Born in Hammersmith, England, Bamber moved with his American father and Northern Irish mother to Paris for the first seven years of its life. It was in Paris that his actress mother who, lacking a daughter, cast him as the Wicked Witch of the West in The Wizard of Oz. Hence began Bamber's penchant for acting.
Bamber attended St. Paul's School in London and eventually Cambridge University, where he earned 1st Class M.A. Honors in modern languages, including French and Italian. While there, he played rugby and performed in numerous theatrical productions. Though Bamber had been acting since childhood, it was not until his acceptance to the prestigious London Academy of Music and Dramatic Arts that he opted to pursue it as his career. Shortly thereafter, he was cast in his first professional role as Archie Kennedy in the acclaimed British miniseries Horatio Hornblower.

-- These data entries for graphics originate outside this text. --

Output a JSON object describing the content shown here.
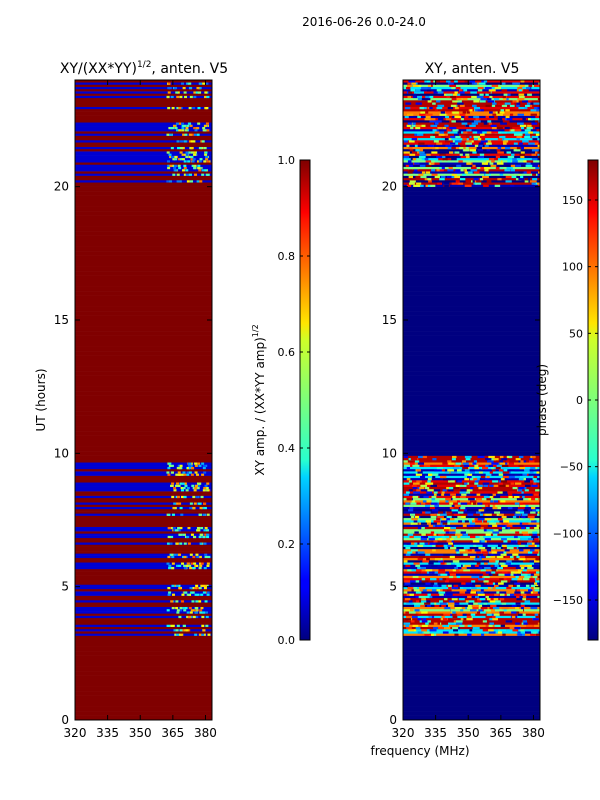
{
  "suptitle": "2016-06-26 0.0-24.0",
  "chart_data": [
    {
      "type": "heatmap",
      "title": "XY/(XX*YY)^{1/2}, anten. V5",
      "title_main": "XY/(XX*YY)",
      "title_exp": "1/2",
      "title_tail": ", anten. V5",
      "ylabel": "UT (hours)",
      "xlabel": "",
      "xlim": [
        320,
        383
      ],
      "ylim": [
        0,
        24
      ],
      "xticks": [
        "320",
        "335",
        "350",
        "365",
        "380"
      ],
      "xtick_values": [
        320,
        335,
        350,
        365,
        380
      ],
      "yticks": [
        "0",
        "5",
        "10",
        "15",
        "20"
      ],
      "ytick_values": [
        0,
        5,
        10,
        15,
        20
      ],
      "colorbar": {
        "label": "XY amp. / (XX*YY amp)^{1/2}",
        "label_main": "XY amp. / (XX*YY amp)",
        "label_exp": "1/2",
        "range": [
          0,
          1
        ],
        "ticks": [
          "0.0",
          "0.2",
          "0.4",
          "0.6",
          "0.8",
          "1.0"
        ],
        "tick_values": [
          0,
          0.2,
          0.4,
          0.6,
          0.8,
          1.0
        ]
      },
      "regions": [
        {
          "ut_range": [
            0,
            3.1
          ],
          "value": 1.0
        },
        {
          "ut_range": [
            3.1,
            4.1
          ],
          "value": "mixed"
        },
        {
          "ut_range": [
            4.1,
            9.8
          ],
          "value": "mixed"
        },
        {
          "ut_range": [
            9.8,
            20.0
          ],
          "value": 1.0
        },
        {
          "ut_range": [
            20.0,
            24.0
          ],
          "value": "mixed"
        }
      ]
    },
    {
      "type": "heatmap",
      "title": "XY, anten. V5",
      "ylabel": "",
      "xlabel": "frequency (MHz)",
      "xlim": [
        320,
        383
      ],
      "ylim": [
        0,
        24
      ],
      "xticks": [
        "320",
        "335",
        "350",
        "365",
        "380"
      ],
      "xtick_values": [
        320,
        335,
        350,
        365,
        380
      ],
      "yticks": [
        "0",
        "5",
        "10",
        "15",
        "20"
      ],
      "ytick_values": [
        0,
        5,
        10,
        15,
        20
      ],
      "colorbar": {
        "label": "phase (deg)",
        "range": [
          -180,
          180
        ],
        "ticks": [
          "−150",
          "−100",
          "−50",
          "0",
          "50",
          "100",
          "150"
        ],
        "tick_values": [
          -150,
          -100,
          -50,
          0,
          50,
          100,
          150
        ]
      },
      "regions": [
        {
          "ut_range": [
            0,
            3.1
          ],
          "value": -180
        },
        {
          "ut_range": [
            3.1,
            9.9
          ],
          "value": "mixed"
        },
        {
          "ut_range": [
            9.9,
            20.0
          ],
          "value": -180
        },
        {
          "ut_range": [
            20.0,
            24.0
          ],
          "value": "mixed"
        }
      ]
    }
  ]
}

Bamber's more recent credits include the French-language film Le Perde de Ma Fille, the lead in Weinstein Co's sequel to the thriller Pulse, Steven Spielberg and Tom Hank's award-winning HBO miniseries Band of Brothers, guest-starring turns on the dramas House, CSI: Miami, Dollhouse, Cold Case, Ghost Whisperer, the BBC telefilm Daniel Deronda, the BBC series Outcasts and ITV's Peak Justice and Ultimate Force. On stage, he has starred as Prince Hal in Henry IV at the Bristol Old Vic and as Mephistopheles in Dr. Faustus.
In his spare time, Bamber is equally as athletic as his Apollo character appeared on screen. He has run the London Marathon and is an avid golfer, skier and tennis player.